In August, when 50 Cent wanted to release the head banger "I Get Money" as a single, he says the label instead "leaked" his pop crossover "Ayo Technology" (featuring Justin Timberlake and super-producer Timbaland), dividing his market presence.
Although both songs went on to become hits, the new album's other singles released earlier this summer, "Amusement Park" and "Straight to the Bank," have failed to show mass appeal. And none has become an international smash on the order of 50's epochal "In Da Club."
He blames the relatively tepid response to the first two singles on Interscope's alternately interfering and indifferent approach to marketing him. "With this record launch, they've been pre-active rather than proactive," he said. "They're getting antsy."
When the video for "Follow My Lead" (featuring Robin Thicke) -- a clip that 50 personally recruited Dustin Hoffman to appear in -- turned up on the website of its director, Bernard Gourley, the rapper felt it was time heads rolled.
Interscope executives "said the director of the project was so excited to work with 50 Cent he put it on his website and it went all over the place," 50 Cent said. "We're taking legal action against the production company. But initially, you can't explain it to me." (For his part, Gourley denies he leaked the video, saying someone hacked into his website to steal it.)
So upset was 50 Cent, he initially refused to take a phone call from confidant Eminem immediately after the BlackBerry rampage. "Marshall [Mathers, Eminem's given name] called and goes, 'Yo, just tell him I said get on the phone now,' " the rapper remembered. "And we ended up speaking for two hours. He's had moments where he felt the same way I felt about the company on different levels."
On the black-and-white cover photo of "Curtis," 50 Cent clutches his furrowed brow in his hands, appearing at once visibly conflicted and imminently capable of snapping someone's neck. Visually, it's a departure from the images on his last two albums, shirtless vanity portraits that emphasized his heavily tattooed torso and massive biceps.

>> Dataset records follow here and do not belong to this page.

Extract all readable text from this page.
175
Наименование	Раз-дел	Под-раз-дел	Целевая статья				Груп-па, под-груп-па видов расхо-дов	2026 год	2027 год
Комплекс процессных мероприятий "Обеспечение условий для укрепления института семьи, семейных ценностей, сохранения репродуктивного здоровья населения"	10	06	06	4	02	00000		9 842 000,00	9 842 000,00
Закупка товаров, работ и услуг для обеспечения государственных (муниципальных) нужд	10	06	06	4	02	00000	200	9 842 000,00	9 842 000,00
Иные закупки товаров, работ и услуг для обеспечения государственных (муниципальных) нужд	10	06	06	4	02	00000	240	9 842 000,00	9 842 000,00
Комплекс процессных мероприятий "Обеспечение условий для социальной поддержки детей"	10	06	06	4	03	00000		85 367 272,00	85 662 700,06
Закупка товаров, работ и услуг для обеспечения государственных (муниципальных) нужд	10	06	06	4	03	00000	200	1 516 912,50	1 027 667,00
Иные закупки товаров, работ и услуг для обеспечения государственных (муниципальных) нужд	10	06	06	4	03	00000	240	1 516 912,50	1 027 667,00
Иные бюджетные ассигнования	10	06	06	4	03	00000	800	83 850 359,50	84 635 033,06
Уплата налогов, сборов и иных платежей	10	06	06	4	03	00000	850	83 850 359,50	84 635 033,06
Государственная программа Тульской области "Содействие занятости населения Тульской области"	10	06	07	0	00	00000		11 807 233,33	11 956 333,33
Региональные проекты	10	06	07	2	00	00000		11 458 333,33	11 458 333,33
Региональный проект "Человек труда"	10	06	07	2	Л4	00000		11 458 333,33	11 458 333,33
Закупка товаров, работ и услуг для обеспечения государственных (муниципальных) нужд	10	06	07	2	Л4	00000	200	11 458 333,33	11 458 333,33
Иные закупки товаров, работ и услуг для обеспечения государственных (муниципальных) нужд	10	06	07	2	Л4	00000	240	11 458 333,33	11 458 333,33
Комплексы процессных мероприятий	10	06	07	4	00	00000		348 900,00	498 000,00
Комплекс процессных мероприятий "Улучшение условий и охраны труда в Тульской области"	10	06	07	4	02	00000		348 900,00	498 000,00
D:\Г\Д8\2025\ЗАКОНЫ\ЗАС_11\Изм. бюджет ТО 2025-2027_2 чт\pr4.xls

But if there's one thing the rapper doesn't seem to be agonizing over, it's his new music. Although he has not allowed critics or reporters to hear "Curtis" prior to release, among the highlights 50 is willing to divulge: a song with Senegalese hip-hop crooner Akon called "I'll Still Kill" and the rap á deux "Come & Go" with hip-hop's most dynamic musical force, Dr. Dre.
50 credits Dre, along with Eminem, as the person who enabled his shot at the big time. But the Queens MC's most infamous "beef" was with Compton rapper the Game -- another of Dre's protégé's -- putting the producer in the difficult position of either having to choose between favorites or trying to stay above the fray. In the end, Dre declined to contribute any music to the Game's 2006 album. "Doctor's Advocate," while both producing and rapping on "Curtis."
"It put him in an awkward space. Dre didn't care for it at all," 50 said quietly. "See, Dre doesn't like confrontation. He wanted it to go away."
Robert Greene, author of the bestselling power politics compendium, "The 48 Laws of Power," spent the better part of August shadowing 50, given total access to the rapper-mogul's business machinations as research for the business self-help book the two are writing together, "The 50th Law."
As Greene sees it, the rapper's frustration with Interscope boils down to the same hustler's ambition that compelled 50 to buy an equity stake in Glaceau Mineral Water in 2004, which he sold to Coca-Cola in July for a reported $100 million to $400 million. "In his mind, he could go at any moment," Greene said. "He's got this fatalism, and because of that he wants to get as much done as he can. He's very competitive. And he wants the biggest empire of anyone who's emerged from hip-hop."